The reason for the increased deaths in the trial participants will not become clear until the results of the abandoned trial are released. One hint lies in evidence from earlier studies that torcetrapib raises blood pressure in some people. That might have proved fatal in patients with already raised blood pressure. If this is the case — or if the problems are caused by some other factor unique to torcetrapib — then other drugs being developed to inhibit CETP might not suffer the same downfall. One drug being developed by Roche, for example, is thought to interact with a different part of the CETP molecule and might not affect blood pressure.

But some researchers are asking whether the very concept of inhibiting CETP is flawed. Normally, when the HDL trucks dump their cholesterol at the liver, they do so by offloading some of it to LDLs on the way. But CETP partially prevents the transfer of cholesterol from HDLs to LDLs, so there has been some debate about whether drugs such as torcetrapib could cause HDLs to accumulate large amounts of cholesterol that they cannot traffic out of the body normally. “You're blocking a physiological mechanism to eliminate cholesterol,” says Moti Kashyap, who directs atherosclerosis research at the VA Medical Center in Long Beach, California.

According to other experts, the idea of boosting good cholesterol may be far too simplistic to start with. HDLs are complicated particles, they point out, composed of different proteins and lipids. Each particle's components and chemical modifications are thought to affect how it behaves, and some recent studies have suggested that certain variants of HDLs may actually promote cardiovascular disease.

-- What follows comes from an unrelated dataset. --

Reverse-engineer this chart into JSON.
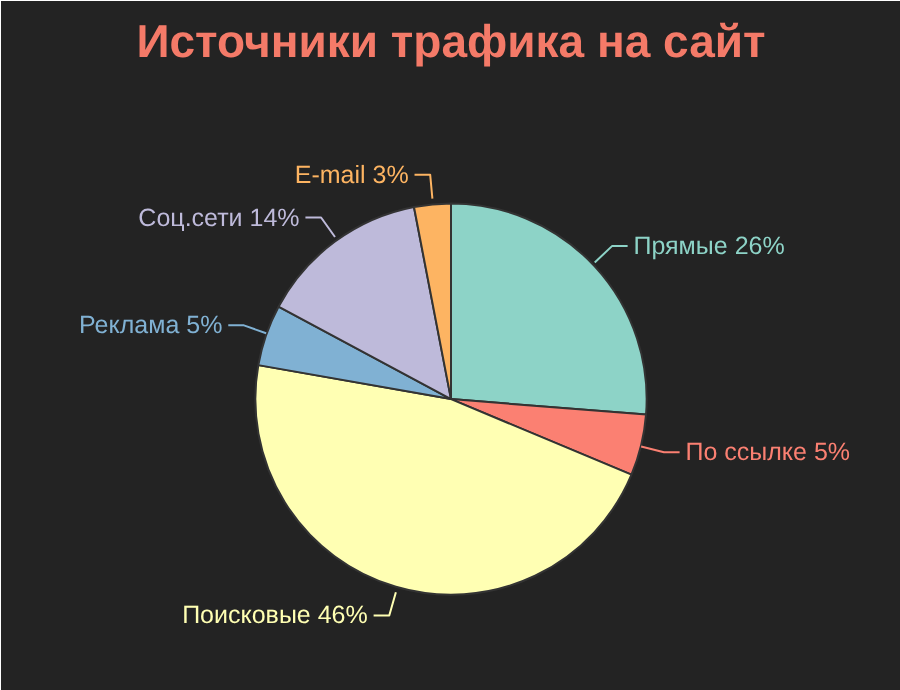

In one such study, a team led by Ben Ansell at the University of California, Los Angeles, studied people who defy medical expectation because they have particularly high HDL levels, but still develop heart disease. In lab assays, the team found that HDLs from these people behave in ways that could promote the build-up of cholesterol in the arteries rather than protect against it (B. J. Ansell et al. Circulation 108, 2751–2756; 2003). Similarly, Ansell says, Pfizer's drug might have favoured the formation of damaging or dysfunctional forms of HDL. He adds that his finding is “very analogous to what I'm sure happened in this trial”.

Following this line of thinking, HDLs themselves should be reclassified into 'good' and 'bad' forms. This means that total HDL levels could be a poor measure of its actions and that heart drugs would work only if they boost the correct form of HDL. “It might not be enough to have a lot of HDL — what matters is how that HDL functions,” says Prediman Shah, director of cardiology and atherosclerosis at the Cedars-Sinai Medical Center in Los Angeles.

Some researchers are optimistic about efforts to boost one of these particularly 'good' breeds, a variant of a protein found in HDL. The protein, called ApoA-1 Milano, was found in residents of a rural Italian village who have very low HDL levels but do not seem to be prone to cardiovascular problems. In 2003, a team led by Steven Nissen of the Cleveland Clinic in Ohio showed that five infusions of this protein in humans shrank plaques in the arteries (S. E. Nissen et al. J. Am. Med. Assoc. 290, 2292–2300; 2003). The approach is now being pursued by Pfizer.

Many cholesterol specialists say they are still optimistic that, by one means or another, tweaking HDLs can add to the benefits already accrued by statins. But at least some admit that the case for raising good cholesterol is nowhere near as watertight as that for lowering bad cholesterol. “There are many ways to raise HDLs. The problem is we really don't know if any of them work [to prevent the cardiovascular disease],” says Christie Ballantyne, a cardiovascular specialist at Baylor College of Medicine in Houston, Texas.